The era of King Abdullah is certainly the golden age of learning for Saudi Arabia. This is also an exemplary model for the entire Muslim world. King Abdullah has had a commendable vision towards the educational sector. Over the last six years, the Saudi government’s budget has increased markedly. It was $ 28.12 billion in 2008, $ 32.62 billion in 2009, $ 36.63 billion in 2010, $ 40.10 billion in 2011, and to the highest-ever level of $ 54.54 billion in 2012. The allocation of such a large budget to the education sector reflects the determination to develop education, science and technology.
According to the World Association of Universities, Saudi Arabia has about 64 universities and degree-awarding institutes. In the first week of May 2012, his Royal Highness inaugurated various new campuses, universities, and educational cities, and also allocated US$ 21.79 billion for their construction.
King Saud University in Riyadh and King Fahad University of Petroleum and Minerals (KFUPM) in Dammam have achieved distinguished positions in the global university rankings. Moreover, a world-class university, King Abdullah University for Science and Technology (KAUST) has also been established with the main objective to produce research postgraduate students and Ph.D scholars in the fields of science and technology.
I must add here that since 2005, Saudi Arabia has been allocating huge budgetary amounts for education. In the fiscal year 2011/2012, the country dedicated 25.9 percent of its national budget on education and training alone. This fund supports the educational infrastructure including the building of new colleges, universities and research labs, and funding scholarship programs for higher education abroad.
Why are you confident that Saudi Arabia will become a hub of science and technology in the near future?

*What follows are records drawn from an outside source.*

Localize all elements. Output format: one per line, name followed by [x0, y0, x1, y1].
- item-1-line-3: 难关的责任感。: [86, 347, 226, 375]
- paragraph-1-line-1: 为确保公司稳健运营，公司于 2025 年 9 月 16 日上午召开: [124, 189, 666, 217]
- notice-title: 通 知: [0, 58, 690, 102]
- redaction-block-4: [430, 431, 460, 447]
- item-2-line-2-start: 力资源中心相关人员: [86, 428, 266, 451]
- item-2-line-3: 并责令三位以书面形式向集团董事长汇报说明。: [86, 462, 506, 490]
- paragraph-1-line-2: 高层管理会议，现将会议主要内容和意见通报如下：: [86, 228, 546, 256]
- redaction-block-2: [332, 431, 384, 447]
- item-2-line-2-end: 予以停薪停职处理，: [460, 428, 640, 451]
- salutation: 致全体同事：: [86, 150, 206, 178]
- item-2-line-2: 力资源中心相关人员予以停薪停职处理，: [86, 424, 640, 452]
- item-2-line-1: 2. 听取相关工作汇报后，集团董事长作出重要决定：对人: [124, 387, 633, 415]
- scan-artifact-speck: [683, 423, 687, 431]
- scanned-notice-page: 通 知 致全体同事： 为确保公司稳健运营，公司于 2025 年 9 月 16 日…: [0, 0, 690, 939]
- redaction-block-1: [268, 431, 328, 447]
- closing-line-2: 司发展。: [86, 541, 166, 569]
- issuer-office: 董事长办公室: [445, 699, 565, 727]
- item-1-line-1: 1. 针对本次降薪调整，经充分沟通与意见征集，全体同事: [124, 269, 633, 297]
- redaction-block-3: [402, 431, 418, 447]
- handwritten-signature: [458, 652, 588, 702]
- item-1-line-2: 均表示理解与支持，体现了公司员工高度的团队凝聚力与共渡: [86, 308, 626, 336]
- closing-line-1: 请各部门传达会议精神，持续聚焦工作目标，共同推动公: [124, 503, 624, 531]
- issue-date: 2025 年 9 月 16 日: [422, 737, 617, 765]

The vision of His majesty, King Abdullah bin Abdul Aziz, is very clear, he recognized the importance of education, research, science and technology in social and economic transformation. Over the last six years, Saudi Arabia has been increasing funding for education, research, science and technology and promoting a culture of science and technology.
He established a large number of universities, research labs and scholarship programs for higher education. The network of universities and technical institutes has broken the metropolitan boundaries and has been extended to far-flung corners of the country. In addition to the students enrolled at these universities, the King Abdullah scholarship program was started in 2005 at a hefty cost of $ 2.4 billion each year.
Under this program, approximately 120,000 Saudi students are pursuing higher education at about 500 universities around the world. A total of 69 percent of the students are male and 31 percent female, 44.67 percent are pursuing bachelor degrees, 21.08 percent masters degrees, 4.74 percent completing their Ph.Ds, and the rest are involved in other subjects. A total of 26 percent of students are enrolled in business administration, 14 percent in computer science and information technology, 15 percent in medicine, 10 percent in engineering and the remaining in other subjects. I believe that within a few years Saudi Arabia will become a hub of education, science and technology.
What in your view has been impeding the progress of the Muslim world?
The major barrier in the progress of science in Muslim countries is the absence of a culture based on scientific research. There are no established research strategies, poor institutional support and insufficient integration among science-rich communities. Appointments and promotions in faculties must be based on merit. Muslim countries must create a merit-based structure that fosters academic freedom and promotes scholarships. We must reverse the process of the brain drain of Muslim scientists and attract the best and brightest minds to our region.
— Meo is a medical graduate MBBS, with an M.Phil and Ph.D in Physiology, a Masters in Medical Education and four fellowships (FRCP) from the Royal College of Physicians of London, Dublin, Glasgow and Edinburgh. He currently works at the College of Medicine at King Saud University in Riyadh. He has produced 8 books and 75 research papers.